Actually, designing a decent AI for something as simple as a battleship game can be challenging -- you should determine the best method for finding the user's ships. My first thought would be to start off with shots across the board (assuming a 10x10 board) like so:


and then filling in holes so that you have covered all possible spaces for the battleship (4x1) and cruisers (3x1). Of course you also have to take into account hitting and sinking ships - determining orientation, keeping track of which ships have been sunk, how many spaces they take up, and therefore altering your algorithm to account for the change (because if you're only searching for submarines, you better close all those 2x1 gaps.) Of course, the easiest way to fool a badly-programmed battleship algorithm is to place two ships directly next to each other and hope that the computer aims perpendicular to the facing of the ships, counting the single hits on the ships as a submarine and moving on -- adding logic to counter this would prevent a meltdown within your search algorithm.

My method here would be to build the AI separately and have it run without user interaction (e.g. without the user shooting back at the computer's ships) over and over again while tweaking the AI -- ideally you would want it winning quickly and efficiently (within 30 turns? maybe.
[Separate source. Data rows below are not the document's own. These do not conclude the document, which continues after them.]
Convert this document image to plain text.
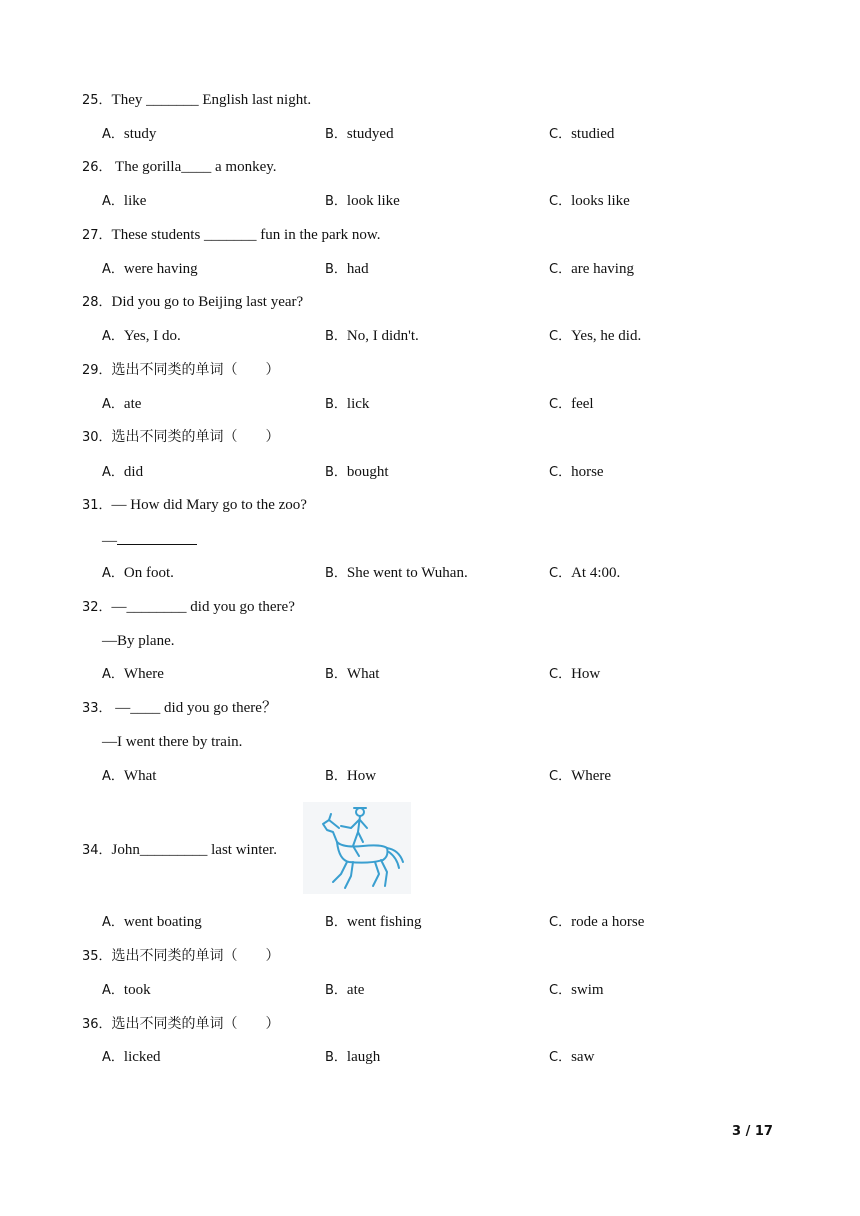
25．They _______ English last night.
A．study	B．studyed	C．studied
26． The gorilla____ a monkey.
A．like	B．look like	C．looks like
27．These students _______ fun in the park now.
A．were having	B．had	C．are having
28．Did you go to Beijing last year?
A．Yes, I do.	B．No, I didn't.	C．Yes, he did.
29．选出不同类的单词（　　）
A．ate	B．lick	C．feel
30．选出不同类的单词（　　）
A．did	B．bought	C．horse
31．— How did Mary go to the zoo?
—
A．On foot.	B．She went to Wuhan.	C．At 4:00.
32．—________ did you go there?
—By plane.
A．Where	B．What	C．How
33． —____ did you go there？
—I went there by train.
A．What	B．How	C．Where
34．John_________ last winter.
A．went boating	B．went fishing	C．rode a horse
35．选出不同类的单词（　　）
A．took	B．ate	C．swim
36．选出不同类的单词（　　）
A．licked	B．laugh	C．saw
3 / 17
I don't know how long the average battleship games lasts.) Run this on a standard board that you set up before hand, so you have an equal base to measure it by...

The logic and theory surrounding AI ship placement could probably occupy another equally long paragraph... I would run the same thing as above, but instead of a standard placement, obviously you would have the computer place its ships and then run your finished shooting algorithm.

Then you can worry about the UI and graphics and all that stuff.